Despite their differences, we talk of fairy tales and myths because they are both about what happens when something ordinary is touched by the extraordinary; when we come face to face with something beyond our understanding or beyond our world. And perhaps that’s why we keep retelling them. Because, despite all reason, even though we say we don’t believe in magic, we keep hoping that once upon a time… might be today.
Interesting topic, Annie! I have to admit, I’ve never really been into myths, but I do like fairytales.
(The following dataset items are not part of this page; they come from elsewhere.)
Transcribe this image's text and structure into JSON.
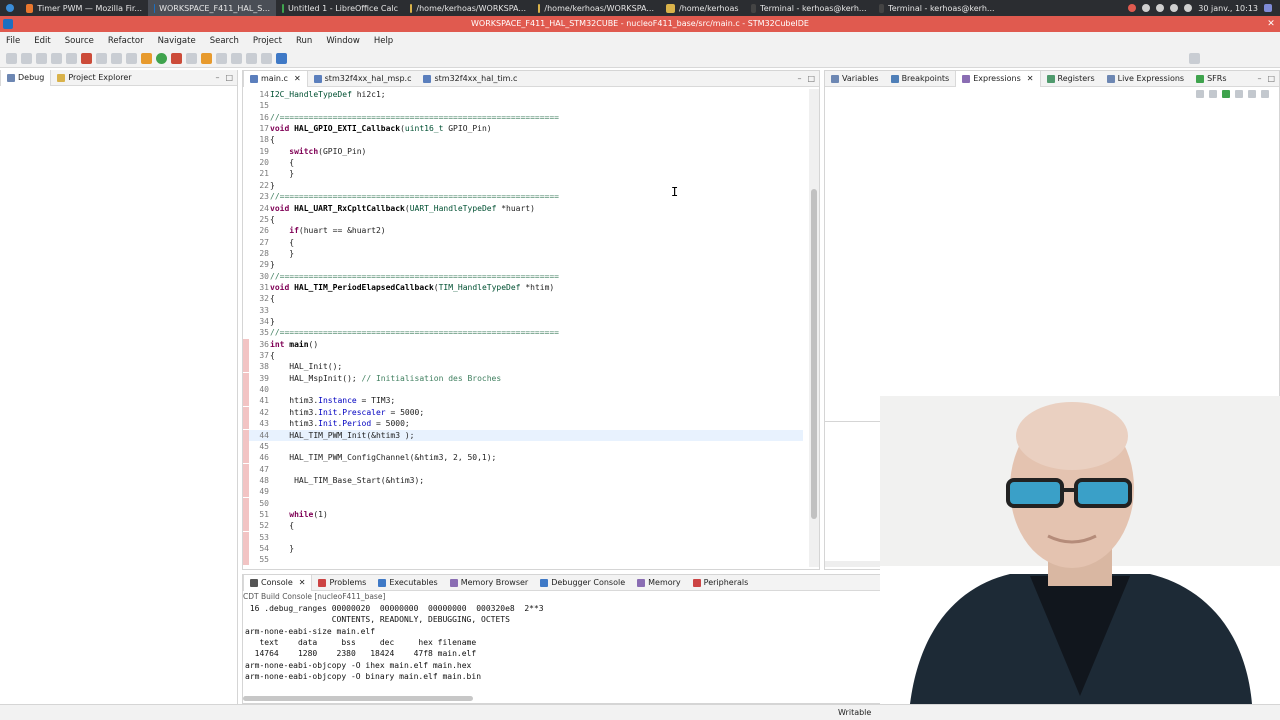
{
  "taskbar": {
    "tasks": [
      {
        "label": "Timer PWM — Mozilla Fir...",
        "icon": "firefox-icon",
        "color": "#e8772e"
      },
      {
        "label": "WORKSPACE_F411_HAL_S...",
        "icon": "ide-icon",
        "color": "#1d6fc0",
        "active": true
      },
      {
        "label": "Untitled 1 - LibreOffice Calc",
        "icon": "calc-icon",
        "color": "#3fa34d"
      },
      {
        "label": "/home/kerhoas/WORKSPA...",
        "icon": "folder-icon",
        "color": "#d9b24a"
      },
      {
        "label": "/home/kerhoas/WORKSPA...",
        "icon": "folder-icon",
        "color": "#d9b24a"
      },
      {
        "label": "/home/kerhoas",
        "icon": "folder-icon",
        "color": "#d9b24a"
      },
      {
        "label": "Terminal - kerhoas@kerh...",
        "icon": "terminal-icon",
        "color": "#444"
      },
      {
        "label": "Terminal - kerhoas@kerh...",
        "icon": "terminal-icon",
        "color": "#444"
      }
    ],
    "clock": "30 janv., 10:13"
  },
  "window": {
    "title": "WORKSPACE_F411_HAL_STM32CUBE - nucleoF411_base/src/main.c - STM32CubeIDE"
  },
  "menu": [
    "File",
    "Edit",
    "Source",
    "Refactor",
    "Navigate",
    "Search",
    "Project",
    "Run",
    "Window",
    "Help"
  ],
  "left_panel": {
    "tabs": [
      "Debug",
      "Project Explorer"
    ]
  },
  "editor": {
    "tabs": [
      "main.c",
      "stm32f4xx_hal_msp.c",
      "stm32f4xx_hal_tim.c"
    ],
    "lines": [
      {
        "n": "14",
        "text": "I2C_HandleTypeDef hi2c1;"
      },
      {
        "n": "15",
        "text": ""
      },
      {
        "n": "16",
        "text": "//=========================================================="
      },
      {
        "n": "17",
        "text": "void HAL_GPIO_EXTI_Callback(uint16_t GPIO_Pin)"
      },
      {
        "n": "18",
        "text": "{"
      },
      {
        "n": "19",
        "text": "    switch(GPIO_Pin)"
      },
      {
        "n": "20",
        "text": "    {"
      },
      {
        "n": "21",
        "text": "    }"
      },
      {
        "n": "22",
        "text": "}"
      },
      {
        "n": "23",
        "text": "//=========================================================="
      },
      {
        "n": "24",
        "text": "void HAL_UART_RxCpltCallback(UART_HandleTypeDef *huart)"
      },
      {
        "n": "25",
        "text": "{"
      },
      {
        "n": "26",
        "text": "    if(huart == &huart2)"
      },
      {
        "n": "27",
        "text": "    {"
      },
      {
        "n": "28",
        "text": "    }"
      },
      {
        "n": "29",
        "text": "}"
      },
      {
        "n": "30",
        "text": "//=========================================================="
      },
      {
        "n": "31",
        "text": "void HAL_TIM_PeriodElapsedCallback(TIM_HandleTypeDef *htim)"
      },
      {
        "n": "32",
        "text": "{"
      },
      {
        "n": "33",
        "text": ""
      },
      {
        "n": "34",
        "text": "}"
      },
      {
        "n": "35",
        "text": "//=========================================================="
      },
      {
        "n": "36",
        "text": "int main()"
      },
      {
        "n": "37",
        "text": "{"
      },
      {
        "n": "38",
        "text": "    HAL_Init();"
      },
      {
        "n": "39",
        "text": "    HAL_MspInit(); // Initialisation des Broches"
      },
      {
        "n": "40",
        "text": ""
      },
      {
        "n": "41",
        "text": "    htim3.Instance = TIM3;"
      },
      {
        "n": "42",
        "text": "    htim3.Init.Prescaler = 5000;"
      },
      {
        "n": "43",
        "text": "    htim3.Init.Period = 5000;"
      },
      {
        "n": "44",
        "text": "    HAL_TIM_PWM_Init(&htim3 );"
      },
      {
        "n": "45",
        "text": ""
      },
      {
        "n": "46",
        "text": "    HAL_TIM_PWM_ConfigChannel(&htim3, 2, 50,1);"
      },
      {
        "n": "47",
        "text": ""
      },
      {
        "n": "48",
        "text": "     HAL_TIM_Base_Start(&htim3);"
      },
      {
        "n": "49",
        "text": ""
      },
      {
        "n": "50",
        "text": ""
      },
      {
        "n": "51",
        "text": "    while(1)"
      },
      {
        "n": "52",
        "text": "    {"
      },
      {
        "n": "53",
        "text": ""
      },
      {
        "n": "54",
        "text": "    }"
      },
      {
        "n": "55",
        "text": ""
      }
    ]
  },
  "right_panel": {
    "tabs": [
      "Variables",
      "Breakpoints",
      "Expressions",
      "Registers",
      "Live Expressions",
      "SFRs"
    ]
  },
  "console": {
    "tabs": [
      "Console",
      "Problems",
      "Executables",
      "Memory Browser",
      "Debugger Console",
      "Memory",
      "Peripherals"
    ],
    "label": "CDT Build Console [nucleoF411_base]",
    "text": " 16 .debug_ranges 00000020  00000000  00000000  000320e8  2**3\n                  CONTENTS, READONLY, DEBUGGING, OCTETS\narm-none-eabi-size main.elf\n   text    data     bss     dec     hex filename\n  14764    1280    2380   18424    47f8 main.elf\narm-none-eabi-objcopy -O ihex main.elf main.hex\narm-none-eabi-objcopy -O binary main.elf main.bin"
  },
  "status": {
    "mode": "Writable"
  }
}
I’m not sure if I could have really explained the differences to anyone, but everything you said about it makes sense.
You have no idea how many times I’ve written this post over the years trying to figure it out myself 🙂 Mostly I was trying to work through what great writers had said about both (like Madeleine L’Engle, Frederich Buechner, Tolkien and our mutual favorite, C.S. Lewis 🙂
Beautifully written post Annie! You’ve reminded me of how much I want to read Joseph Campbell, and I didn’t know Tolkien had written about fairy stories – I need to check that out too. The distinction between myths and fairy tales seemed pretty clear in my mind, but the way you wrote it was much clearer, and it made a lot of sense. I love both for the intriguing ways in which they see the world.
Thank you! Tolkien’s is an essay where he explores our enjoyment of fantasy in general and also the particular quality of fairy tales. I thought that Joseph Campbell had some really interesting ideas and points and was also a little wacky in some of his other ideas 🙂 I am a huge fan of both fairy tales and mythology for a lot of the same reasons, they’re such an interesting perspectives on our world or interesting ways that we see ourselves when the characters are in other worlds.